В то же утро, узнав о трагедии, Кавалер облачился в придворные регалии и в лучшей своей карете отправился выражать соболезнования. Прибыв во дворец, он попросил, чтобы его проводили к королю. Его отвели не в королевские покои, а в нишу внутри сводчатого перехода, откуда открывался вид на огромную, длиною свыше трех сотен футов, галерею, увешанную изображениями сцен охоты. Там, задумавшись, стоял королевский наставник, князь Сан-***ский. Нет, не задумавшись. Молча кипя от злости. С другого конца галереи приближалась шумная, раззолоченная, окутанная ароматными клубами, освещенная факелами и масляными лампами процессия.

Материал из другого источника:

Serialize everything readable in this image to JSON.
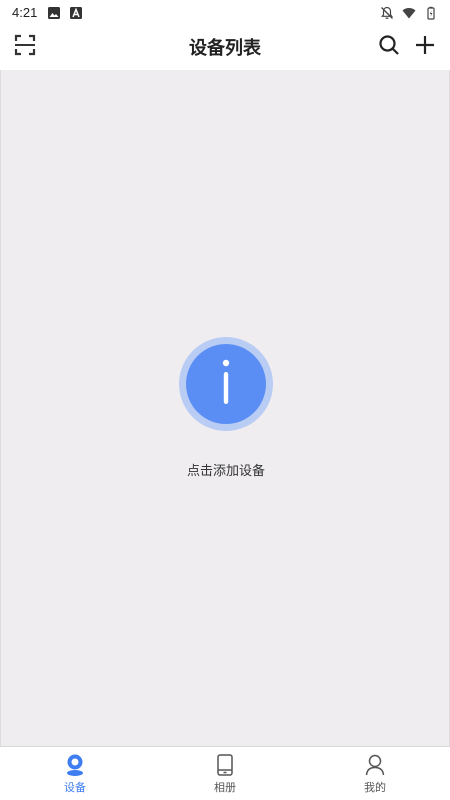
{
  "status_bar": {
    "time": "4:21",
    "left_icons": [
      "image-icon",
      "font-icon"
    ],
    "right_icons": [
      "notifications-off-icon",
      "wifi-icon",
      "battery-icon"
    ]
  },
  "app_bar": {
    "title": "设备列表",
    "left_icon": "scan-icon",
    "right_icons": [
      "search-icon",
      "add-icon"
    ]
  },
  "empty_state": {
    "icon": "info-icon",
    "message": "点击添加设备",
    "accent_color": "#5b8ef5"
  },
  "tabs": [
    {
      "label": "设备",
      "icon": "device-location-icon",
      "active": true
    },
    {
      "label": "相册",
      "icon": "phone-album-icon",
      "active": false
    },
    {
      "label": "我的",
      "icon": "user-icon",
      "active": false
    }
  ],
  "colors": {
    "accent": "#3f7ef0",
    "content_bg": "#efedf0"
  }
}
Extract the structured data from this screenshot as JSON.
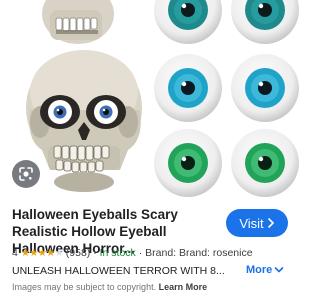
{
  "result": {
    "title": "Halloween Eyeballs Scary Realistic Hollow Eyeball Halloween Horror...",
    "visit_label": "Visit",
    "rating_value": "4",
    "rating_count": "(958)",
    "stock": "In stock",
    "brand": "Brand: Brand: rosenice",
    "description": "UNLEASH HALLOWEEN TERROR WITH 8...",
    "more_label": "More",
    "disclaimer": "Images may be subject to copyright.",
    "learn_more_label": "Learn More"
  },
  "rating": {
    "stars_filled": 4,
    "stars_total": 5
  },
  "icons": {
    "lens": "google-lens-icon",
    "visit_arrow": "chevron-right-icon",
    "more_chevron": "chevron-down-icon"
  },
  "colors": {
    "accent": "#1a73e8",
    "stars": "#e8a30c",
    "stock": "#188038",
    "eye_teal": "#1f8a8c",
    "eye_blue": "#1fa3c8",
    "eye_green": "#22a35a"
  }
}
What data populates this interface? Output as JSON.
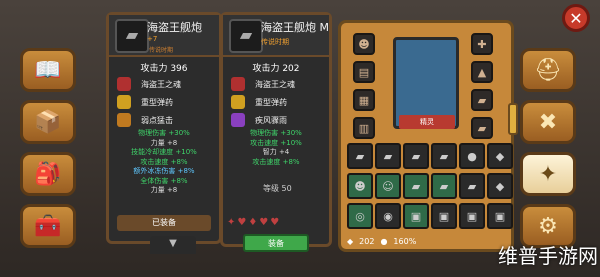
{
  "close_icon": "close-icon",
  "left_menu": [
    {
      "icon": "book-icon",
      "glyph": "📖"
    },
    {
      "icon": "box-icon",
      "glyph": "📦"
    },
    {
      "icon": "bag-icon",
      "glyph": "🎒"
    },
    {
      "icon": "chest-icon",
      "glyph": "🧰"
    }
  ],
  "right_menu": [
    {
      "icon": "helmet-icon",
      "glyph": "⛑"
    },
    {
      "icon": "crossed-tools-icon",
      "glyph": "✖"
    },
    {
      "icon": "gear-cross-icon",
      "glyph": "✦",
      "active": true
    },
    {
      "icon": "gear-icon",
      "glyph": "⚙"
    }
  ],
  "weapon_left": {
    "title": "海盗王舰炮",
    "sub": "+7",
    "sub2": "传说时期",
    "attack": "攻击力 396",
    "parts": [
      "海盗王之魂",
      "重型弹药",
      "弱点猛击"
    ],
    "stats": [
      {
        "text": "物理伤害 +30%",
        "cls": "green"
      },
      {
        "text": "力量 +8",
        "cls": "white"
      },
      {
        "text": "技能冷却速度 +10%",
        "cls": "green"
      },
      {
        "text": "攻击速度 +8%",
        "cls": "green"
      },
      {
        "text": "额外冰冻伤害 +8%",
        "cls": "blue"
      },
      {
        "text": "全体伤害 +8%",
        "cls": "green"
      },
      {
        "text": "力量 +8",
        "cls": "white"
      }
    ],
    "equipped": "已装备"
  },
  "weapon_right": {
    "title": "海盗王舰炮 M",
    "sub2": "传说时期",
    "attack": "攻击力 202",
    "parts": [
      "海盗王之魂",
      "重型弹药",
      "疾风骤雨"
    ],
    "stats": [
      {
        "text": "物理伤害 +30%",
        "cls": "green"
      },
      {
        "text": "攻击速度 +10%",
        "cls": "green"
      },
      {
        "text": "智力 +4",
        "cls": "white"
      },
      {
        "text": "攻击速度 +8%",
        "cls": "green"
      }
    ],
    "level": "等级 50",
    "equip_button": "装备"
  },
  "character": {
    "name": "精灵"
  },
  "currency": {
    "gems": "202",
    "gold": "160%"
  },
  "watermark": "维普手游网"
}
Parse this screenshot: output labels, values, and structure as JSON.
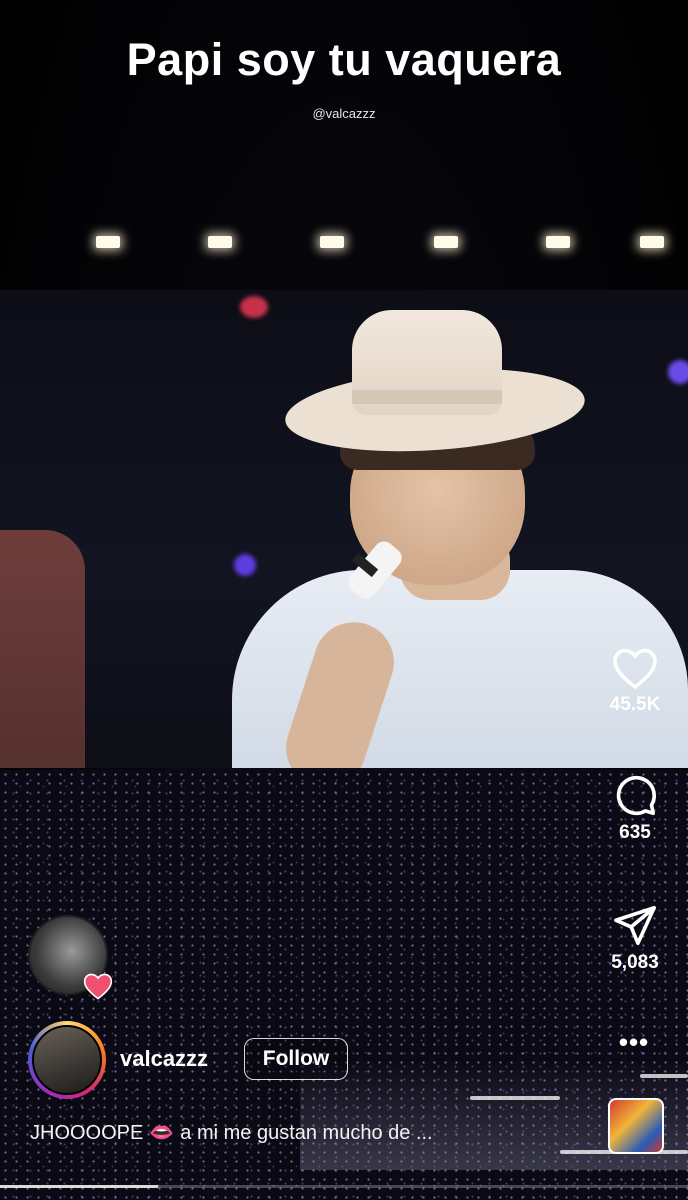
{
  "video": {
    "caption_title": "Papi soy tu vaquera",
    "caption_handle": "@valcazzz"
  },
  "actions": {
    "like_count": "45.5K",
    "comment_count": "635",
    "share_count": "5,083",
    "like_icon": "heart-icon",
    "comment_icon": "comment-bubble-icon",
    "share_icon": "send-icon",
    "more_icon": "more-dots-icon"
  },
  "author": {
    "username": "valcazzz",
    "follow_label": "Follow"
  },
  "post": {
    "caption_start": "JHOOOOPE",
    "caption_rest": "a mi me gustan mucho de ..."
  },
  "progress": {
    "fraction": 0.23
  },
  "colors": {
    "heart": "#f0506e",
    "progress": "#ffffff"
  }
}
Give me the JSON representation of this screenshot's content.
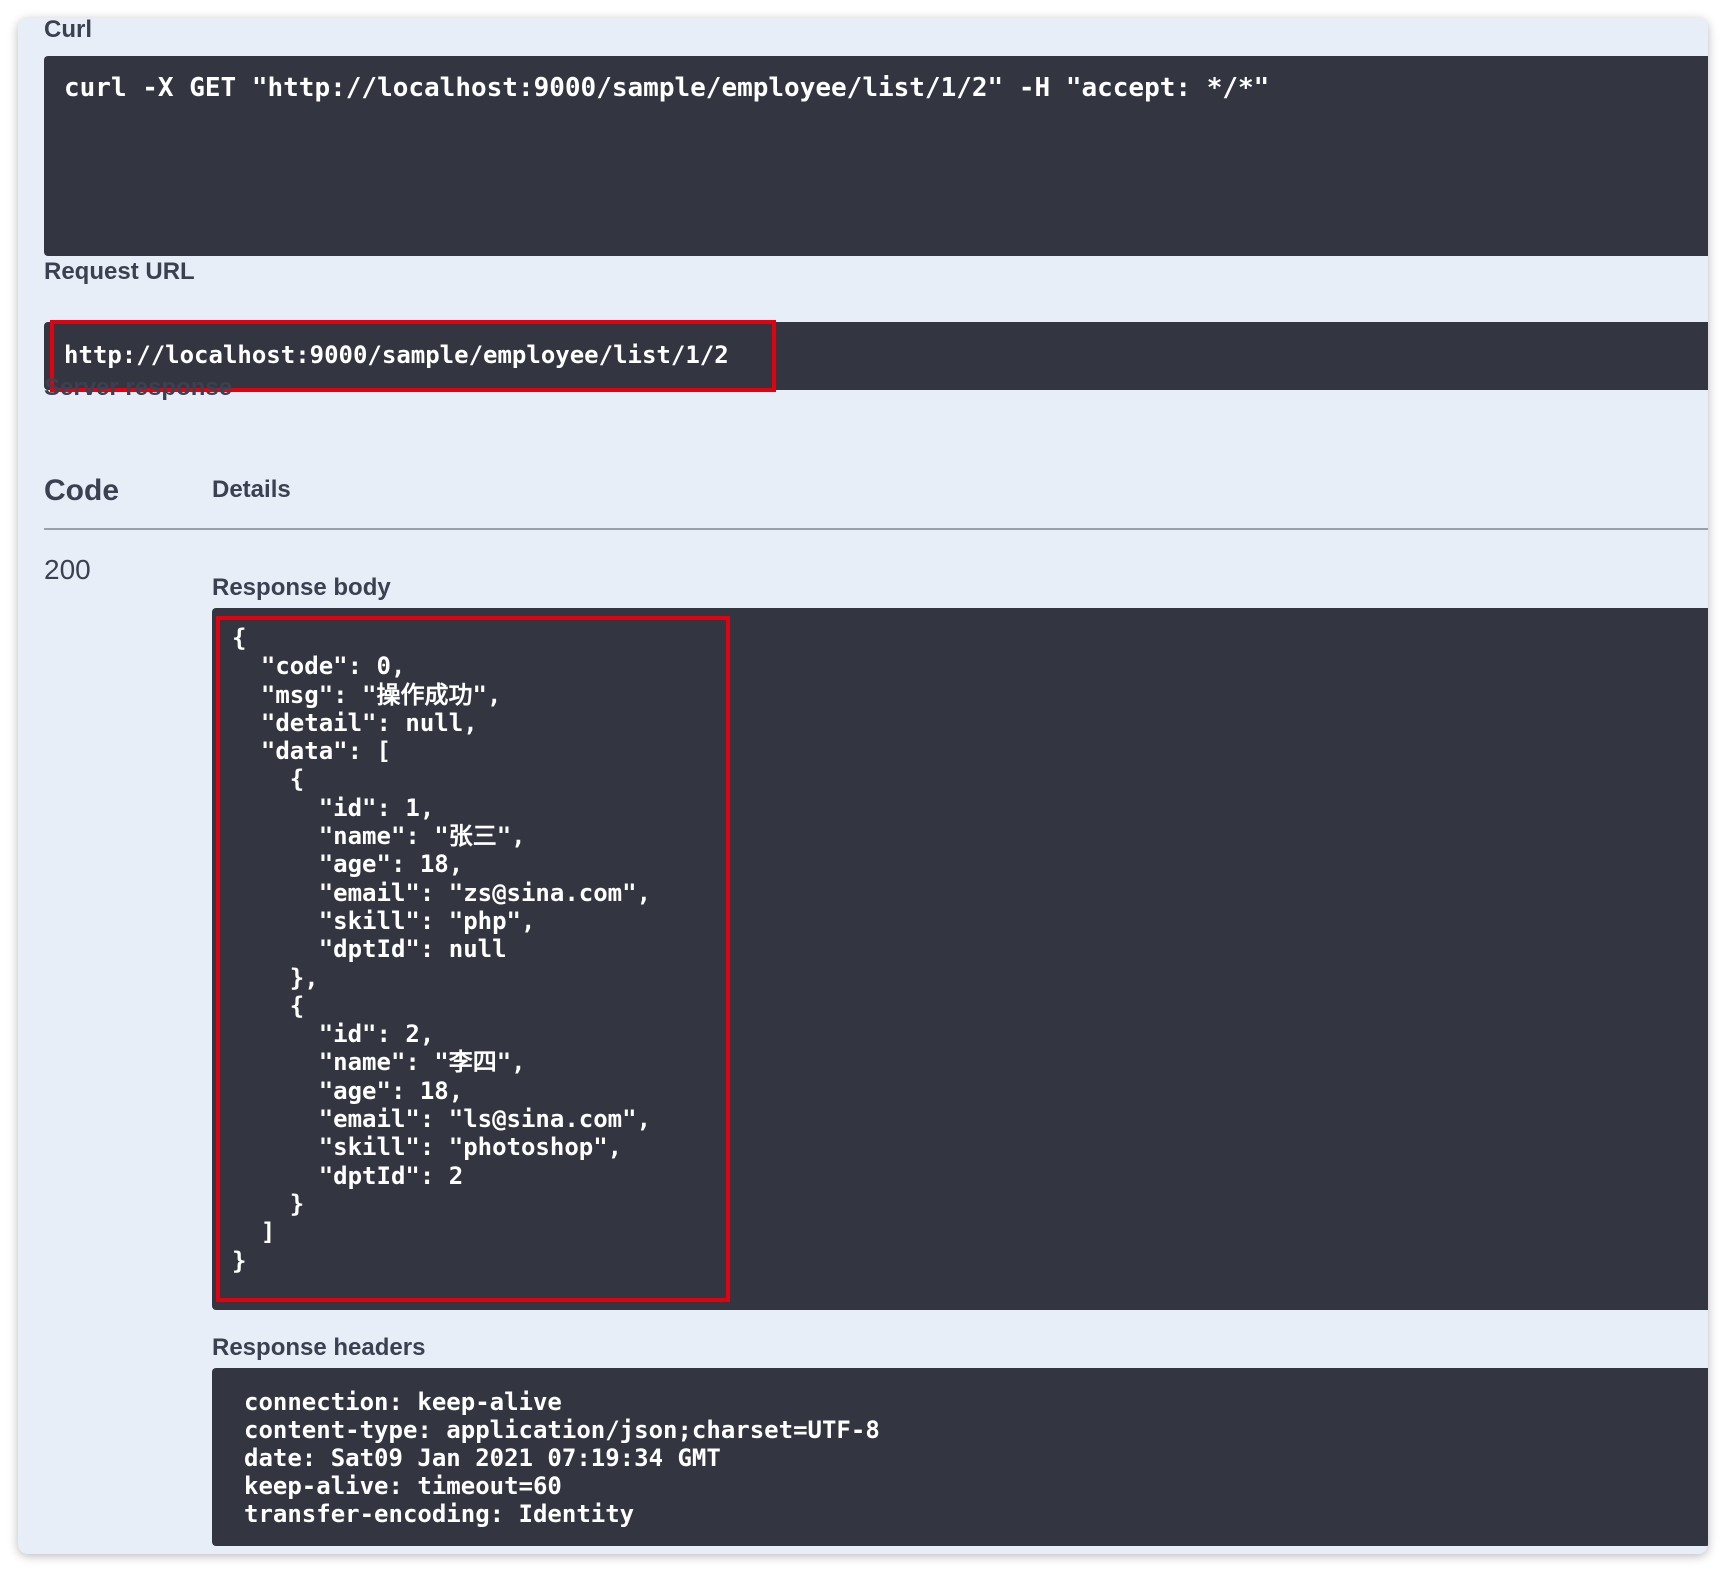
{
  "curl": {
    "label": "Curl",
    "command": "curl -X GET \"http://localhost:9000/sample/employee/list/1/2\" -H \"accept: */*\""
  },
  "request_url": {
    "label": "Request URL",
    "value": "http://localhost:9000/sample/employee/list/1/2"
  },
  "server_response": {
    "label": "Server response",
    "code_header": "Code",
    "details_header": "Details",
    "status_code": "200",
    "response_body_label": "Response body",
    "response_body": "{\n  \"code\": 0,\n  \"msg\": \"操作成功\",\n  \"detail\": null,\n  \"data\": [\n    {\n      \"id\": 1,\n      \"name\": \"张三\",\n      \"age\": 18,\n      \"email\": \"zs@sina.com\",\n      \"skill\": \"php\",\n      \"dptId\": null\n    },\n    {\n      \"id\": 2,\n      \"name\": \"李四\",\n      \"age\": 18,\n      \"email\": \"ls@sina.com\",\n      \"skill\": \"photoshop\",\n      \"dptId\": 2\n    }\n  ]\n}",
    "response_headers_label": "Response headers",
    "response_headers": "connection: keep-alive\ncontent-type: application/json;charset=UTF-8\ndate: Sat09 Jan 2021 07:19:34 GMT\nkeep-alive: timeout=60\ntransfer-encoding: Identity"
  },
  "colors": {
    "background": "#e8eef8",
    "code_block": "#333640",
    "highlight": "#e3000f",
    "text": "#3b4151"
  }
}
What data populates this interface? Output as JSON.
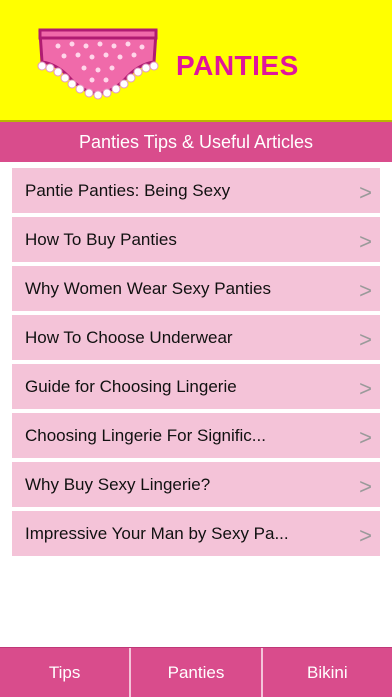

Я прибыл, чтобы выразить мои искренние…

Обиженный взгляд князя.

Как вы видите, горе Его величества не знает границ, – процедил князь.

К ним двигались шестеро молодых людей. Они волокли на плечах затянутый малиновым бархатом гроб. Чуть поодаль, размахивая кадильницей, шел священник. Две хорошенькие служанки несли золотые вазы с цветами. Следом брел укутанный в черное, прижимающий к лицу черный носовой платок шестнадцатилетний король.

(Вы не можете себе представить, что здесь вытворяют на похоронах, – вставляет Кавалер, всегда готовый поделиться интересной информацией. – Никакая демонстрация горя не бывает чрезмерной.)

Процессия приблизилась к Кавалеру. Опустите ее, – приказал король.

Он подошел к Кавалеру и схватил его за руку. Идем, ты тоже будешь плакальщиком.

Ваше величество!

Идем! – взревел король. – Мне не разрешили поехать на охоту, не пустили ловить рыбу…

Только на один день, – гневно прервал его старый князь.

Целый день, – король топнул ногой, – мне нельзя выходить. Мы уже играли в чехарду, боролись – но это интереснее. Гораздо интереснее.

Он подтащил Кавалера к гробу. Там лежал юноша в белом, отороченном кружевами, платье. Его бархатистые ресницы были плотно сомкнуты, а розовые щеки и сложенные на груди руки испещрены крошечными бледно-коричневыми точками.

(Играть покойную эрцгерцогиню выпало самому молодому из гофмейстеров, которого часто дразнили за почти девичью красоту, – поясняет Кавалер. Пауза. – А шоколадные капельки… вы и сами можете догадаться, что они обозначали. – К сожалению, нет, – признается слушатель. – Это, – объясняет тогда Кавалер, – были оспины.)

Грудь юноши тихонько вздымалась и опускалась.

Смотрите, смотрите, совсем как живая!

Король выхватил факел у одного из участников процессии и принял театральную позу. – О, моя любовь! Моя невеста мертва!

Несущие гроб прыснули.

Нет, нельзя смеяться. Свет моей жизни! Радость моего сердца! Такая юная. Девственница. По крайней мере, надеюсь. И вот – мертва! И эти красивые белые ручки, которые я мог бы целовать, красивые белые ручки, которые она могла бы положить вот сюда. – Он, пользуясь собственной анатомией, показал, куда.

(Кавалер не упоминает, что уже не однажды имел честь лицезреть королевский пах – очень белую кожу, усыпанную пятнами лишая, что королевский доктор считал признаком хорошего здоровья.)

Разве тебе не жаль меня? – крикнул король, обращаясь к Кавалеру.

(Кавалер умалчивает и о том, как ему удалось все же отделаться от участия в процессии, но не забывает упомянуть, что на протяжении всего фарса священник, человек карликового роста, безостановочно читал заупокойную молитву. Но не настоящий же священник, – восклицает слушатель, – какой-нибудь переодетый гофмейстер. Если учесть, какой чепухой занимаются здесь священники, – отвечает Кавалер, – он вполне мог быть и настоящим.)